Holocene hydrological cycle changes in the Southern Hemisphere documented in East Antarctic deuterium excess records

Four Holocene-long East Antarctic deuterium excess records are used to study past changes of the hydrological cycle in the Southern Hemisphere. We combine simple and complex isotopic models to quantify the relationships between Antarctic deuterium excess fluctuations and the sea surface temperature (SST) integrated over the moisture source areas for Antarctic snow. The common deuterium excess increasing trend during the first half of the Holocene is therefore interpreted in terms of a warming of the average ocean moisture source regions over this time. Available Southern Hemisphere SST records exhibit opposite trends at low latitudes (warming) and at high latitudes (cooling) during the Holocene. The agreement between the Antarctic deuterium excess and low-latitude SST trends supports the idea that the tropics dominate in providing moisture for Antarctic precipitation.

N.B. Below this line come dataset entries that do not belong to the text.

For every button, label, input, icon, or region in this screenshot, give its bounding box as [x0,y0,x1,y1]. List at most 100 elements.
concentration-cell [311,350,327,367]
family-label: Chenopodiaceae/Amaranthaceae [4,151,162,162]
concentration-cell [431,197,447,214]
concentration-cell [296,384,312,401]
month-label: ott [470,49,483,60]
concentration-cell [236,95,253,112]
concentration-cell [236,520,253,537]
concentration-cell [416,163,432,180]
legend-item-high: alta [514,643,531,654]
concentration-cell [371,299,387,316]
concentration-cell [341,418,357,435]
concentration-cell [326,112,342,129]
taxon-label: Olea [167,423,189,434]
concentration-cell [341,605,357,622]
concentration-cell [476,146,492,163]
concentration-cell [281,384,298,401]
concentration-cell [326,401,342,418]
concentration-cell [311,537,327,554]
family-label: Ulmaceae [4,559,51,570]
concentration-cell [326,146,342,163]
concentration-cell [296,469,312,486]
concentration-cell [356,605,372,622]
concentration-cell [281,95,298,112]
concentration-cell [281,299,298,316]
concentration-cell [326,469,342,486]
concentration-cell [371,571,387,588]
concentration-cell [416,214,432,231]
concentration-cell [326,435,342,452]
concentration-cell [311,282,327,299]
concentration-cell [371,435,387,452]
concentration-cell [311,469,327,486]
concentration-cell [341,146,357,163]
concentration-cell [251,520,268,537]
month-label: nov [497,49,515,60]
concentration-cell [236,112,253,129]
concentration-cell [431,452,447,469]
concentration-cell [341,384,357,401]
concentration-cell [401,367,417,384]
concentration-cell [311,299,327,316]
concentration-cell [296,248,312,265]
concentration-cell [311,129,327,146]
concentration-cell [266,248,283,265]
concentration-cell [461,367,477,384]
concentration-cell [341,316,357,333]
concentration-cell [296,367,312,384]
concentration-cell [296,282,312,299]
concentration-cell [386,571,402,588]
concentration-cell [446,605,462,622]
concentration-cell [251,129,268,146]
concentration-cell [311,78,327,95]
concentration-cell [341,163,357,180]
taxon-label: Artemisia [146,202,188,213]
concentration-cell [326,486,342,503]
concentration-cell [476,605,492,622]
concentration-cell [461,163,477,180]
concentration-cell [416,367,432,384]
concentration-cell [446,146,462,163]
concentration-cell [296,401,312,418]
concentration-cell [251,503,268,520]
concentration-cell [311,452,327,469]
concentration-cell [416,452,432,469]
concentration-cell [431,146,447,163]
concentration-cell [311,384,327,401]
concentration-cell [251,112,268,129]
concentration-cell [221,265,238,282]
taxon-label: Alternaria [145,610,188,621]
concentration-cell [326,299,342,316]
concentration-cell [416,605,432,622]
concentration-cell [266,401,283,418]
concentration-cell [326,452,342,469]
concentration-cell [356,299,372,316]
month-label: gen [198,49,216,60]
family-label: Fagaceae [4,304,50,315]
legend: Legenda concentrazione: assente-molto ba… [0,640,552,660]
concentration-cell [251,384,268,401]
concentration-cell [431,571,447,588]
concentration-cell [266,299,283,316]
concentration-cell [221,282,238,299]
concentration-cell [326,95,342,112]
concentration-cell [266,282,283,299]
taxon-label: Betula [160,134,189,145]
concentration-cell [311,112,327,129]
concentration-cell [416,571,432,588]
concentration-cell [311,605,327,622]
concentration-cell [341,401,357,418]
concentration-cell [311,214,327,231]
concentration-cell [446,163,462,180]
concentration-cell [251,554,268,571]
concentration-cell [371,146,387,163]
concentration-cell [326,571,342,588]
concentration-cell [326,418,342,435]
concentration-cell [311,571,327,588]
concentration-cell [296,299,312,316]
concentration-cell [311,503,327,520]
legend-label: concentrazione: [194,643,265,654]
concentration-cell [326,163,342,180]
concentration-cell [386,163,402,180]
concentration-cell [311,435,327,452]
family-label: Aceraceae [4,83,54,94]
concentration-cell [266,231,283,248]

The opposite trends in SSTs at low and high latitudes can potentially be explained by the decreasing obliquity during the Holocene inducing opposite trends in the local mean annual insolation between low and high latitudes. It also implies an increased latitudinal insolation gradient that in turn can maintain a stronger atmospheric circulation transporting more tropical moisture to Antarctica. This mechanism is supported by results from a mid-Holocene climate simulation performed using a coupled ocean-atmosphere model.